Lord_jayam · June 18, 2019, 4:15pm

The Learning rate seems to be increasing exponentially after 1e-01 before which it is constant.
So anywhere between 1e-06 to 1e-01 should be good.

raghavan · June 18, 2019, 4:18pm

Yes , that is what I have been using , but accuracy of the lm does not seem be increasing post .40 . Also wanted to check how much accuracy is good enough for build a decent lm ? The lm will be used for text classification.

Tchotchke · June 18, 2019, 4:19pm

If I were choosing in your particular case, I’d probably go with something like 5e-2, which is high but farther away from where loss starts to increase. You don’t want to go too low or it will take forever to train the model.

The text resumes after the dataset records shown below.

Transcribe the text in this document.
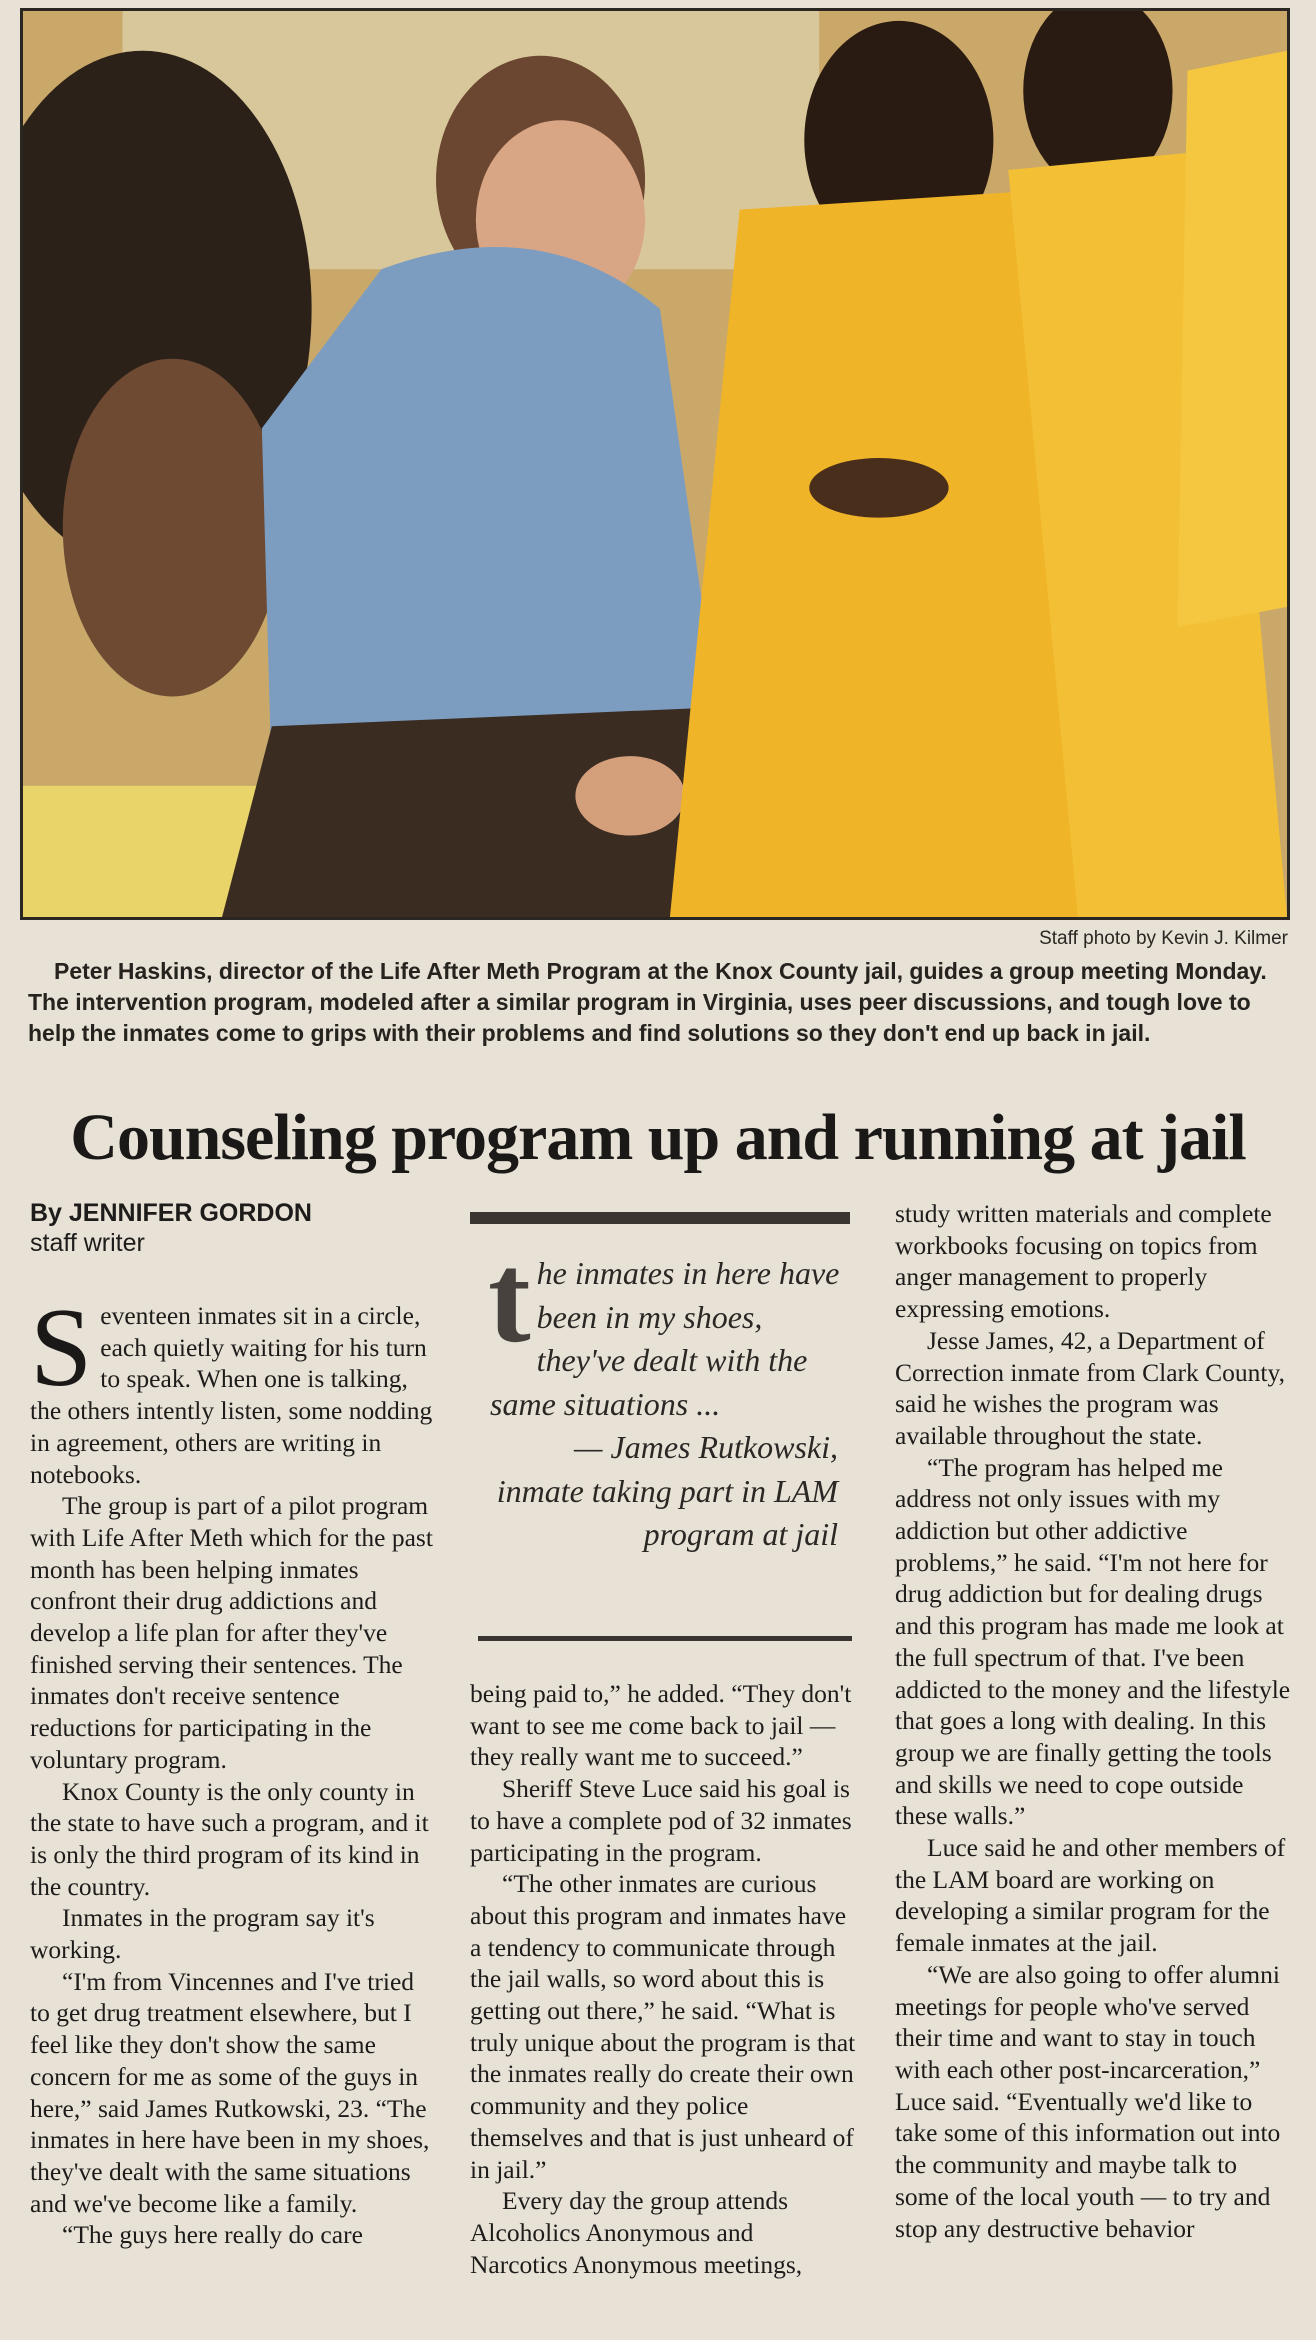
Staff photo by Kevin J. Kilmer
Peter Haskins, director of the Life After Meth Program at the Knox County jail, guides a group meeting Monday. The intervention program, modeled after a similar program in Virginia, uses peer discussions, and tough love to help the inmates come to grips with their problems and find solutions so they don't end up back in jail.
Counseling program up and running at jail
By JENNIFER GORDON
staff writer

Seventeen inmates sit in a circle, each quietly waiting for his turn to speak. When one is talking, the others intently listen, some nodding in agreement, others are writing in notebooks.

The group is part of a pilot program with Life After Meth which for the past month has been helping inmates confront their drug addictions and develop a life plan for after they've finished serving their sentences. The inmates don't receive sentence reductions for participating in the voluntary program.

Knox County is the only county in the state to have such a program, and it is only the third program of its kind in the country.

Inmates in the program say it's working.

“I'm from Vincennes and I've tried to get drug treatment elsewhere, but I feel like they don't show the same concern for me as some of the guys in here,” said James Rutkowski, 23. “The inmates in here have been in my shoes, they've dealt with the same situations and we've become like a family.

“The guys here really do care

t he inmates in here have been in my shoes, they've dealt with the same situations ...
— James Rutkowski, inmate taking part in LAM program at jail

being paid to,” he added. “They don't want to see me come back to jail — they really want me to succeed.”

Sheriff Steve Luce said his goal is to have a complete pod of 32 inmates participating in the program.

“The other inmates are curious about this program and inmates have a tendency to communicate through the jail walls, so word about this is getting out there,” he said. “What is truly unique about the program is that the inmates really do create their own community and they police themselves and that is just unheard of in jail.”

Every day the group attends Alcoholics Anonymous and Narcotics Anonymous meetings,

study written materials and complete workbooks focusing on topics from anger management to properly expressing emotions.

Jesse James, 42, a Department of Correction inmate from Clark County, said he wishes the program was available throughout the state.

“The program has helped me address not only issues with my addiction but other addictive problems,” he said. “I'm not here for drug addiction but for dealing drugs and this program has made me look at the full spectrum of that. I've been addicted to the money and the lifestyle that goes a long with dealing. In this group we are finally getting the tools and skills we need to cope outside these walls.”

Luce said he and other members of the LAM board are working on developing a similar program for the female inmates at the jail.

“We are also going to offer alumni meetings for people who've served their time and want to stay in touch with each other post-incarceration,” Luce said. “Eventually we'd like to take some of this information out into the community and maybe talk to some of the local youth — to try and stop any destructive behavior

I’d also suggest taking a look at the Automated Learning Rate Suggester post

Tchotchke · June 18, 2019, 4:20pm

A language model accuracy in the range of mid-30% to mid-40% is good. Remember what the LM is doing - it’s predicting the next word in a sequence. That it is able to do so at 40% accuracy is quite impressive (to me, at least) give how diverse language is.

Lord_jayam · June 18, 2019, 4:22pm

Could you share the exact result of the model?
Generally there is no one point where model is good enough, it also depends on what data you had etc.

raghavan · June 18, 2019, 4:27pm

By result do you mean the result of training output ?

Lord_jayam · June 18, 2019, 4:30pm

Yes, unless you are sure you are not overfitting or underfitting your data. As @Tchotchke mentioned 40% accuracy is not bad at all, but it is still possible that you are underfitting/overfitting and the results can be improved.

dreambeats · June 18, 2019, 6:22pm

I would say that for an LM somewhere between to .35 to .4 can already be considered pretty good.